No filme La Loi du Marché, o personagem de Thierry engrossa o caldo do drama da recessão econômica em países com índices de desemprego crescentes.
Léa Maria Aarão Reis
Fonte: Carta Maior, com umacoisaeoutra.com.br
Data original da publicação: 13/07/2016
“Trabalhar é apenas um detalhe na vida do indivíduo,’’ diz o diretor de Recursos Humanos da empresa, durante a reunião com os funcionários do supermercado. Ele omite que o trabalho, no pós-capitalismo, na sociedade de massas selvagem e competitiva e no regime neoliberal, funciona como máquina de triturar seres humanos. Mói a carne e a mente dos indivíduos. O problema é que fora dela, cada vez mais, parece não haver sobrevivência – ou salvação – com a ameaça permanente de ser posto à margem do sistema.
A reunião dos funcionários com o chefe de RH que procura tranquilizá-los a respeito do suicídio recente de uma colega no local do trabalho está no excelente filme de Stephane Brizé, La Loi duMarché (2015), motivo de polêmicas na França onde estreou logo após o Festival de Cannes do ano passado e deu ao protagonista, Vincent Lindon – uma das estrelas atuais do cinema francês-, a Palma de Ouro de Melhor Ator.
Aqui, lançado mês passado meio em segredo, este quase documentário, rigoroso no seu realismo quase de microscópio, como querem alguns críticos, ganhou o título traduzido do inglês: O valor de um homem.
O personagem do protagonista Thierry é exemplar e engrossa o caldo do drama da recessão econômica em países com índices de desemprego crescentes – como ocorre no Brasil. Thierry tem 52 anos, ainda é moço para se aposentar e já é velho para reingressar no mercado e ser aceito de modo a poder prosseguir a carreira onde é competente e tem experiência.

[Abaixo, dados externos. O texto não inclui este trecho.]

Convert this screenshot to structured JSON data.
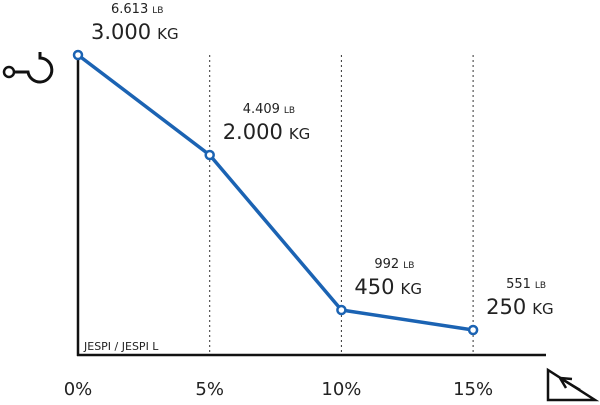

Ele acaba de ser demitido numa operação de ‘flexibilidade’ dos custos da empresa. É um operário qualificado, um técnico, e pertence à sólida classe média dos trabalhadores europeus especializados. Casado, é pai de um adolescente com necessidades especiais. Paga as parcelas da casa própria, tem um carro velho que volta e meia o deixa na mão, na rua, e um trailer num camping, a sua casa de veraneio na beira do mar. Vive, com a família, com dignidade e modesto conforto.
Na primeira metade do filme, Thierry discute com colegas sindicalistas. É um diálogo inicial que segue a tendência de outras produções recentes, de crítica às distorções crescentes do neo-capitalismo, o chamado ‘cinema de crise’ – como As Neves do Kilimanjaro, de Robert Guédiguian, e Dois Dias, Uma Noite, dos irmãos Jean-Pierre e Luc Dardenne.
Em conversa com companheiros desempregados, ele resiste à ideia de acompanhá-los levando adiante uma batalha judicial coletiva contra os antigos patrões. As necessidades de sobrevivência da sua família são urgentes. Na conversa, se insinua a ruptura institucional e afetiva dos laços de classe.
Para Brizé, no seu filme humanista (ele não é um economista), a resistência possível está centrada no indivíduo.
Thierry conversa com o banco onde é correntista para conhecer detalhes de um eventual empréstimo; é entrevistado em diversas empresas e procura novo emprego num mercado de trabalho estagnado como é o da França, atualmente acossado por uma nova lei trabalhista que promete ser mais restrita.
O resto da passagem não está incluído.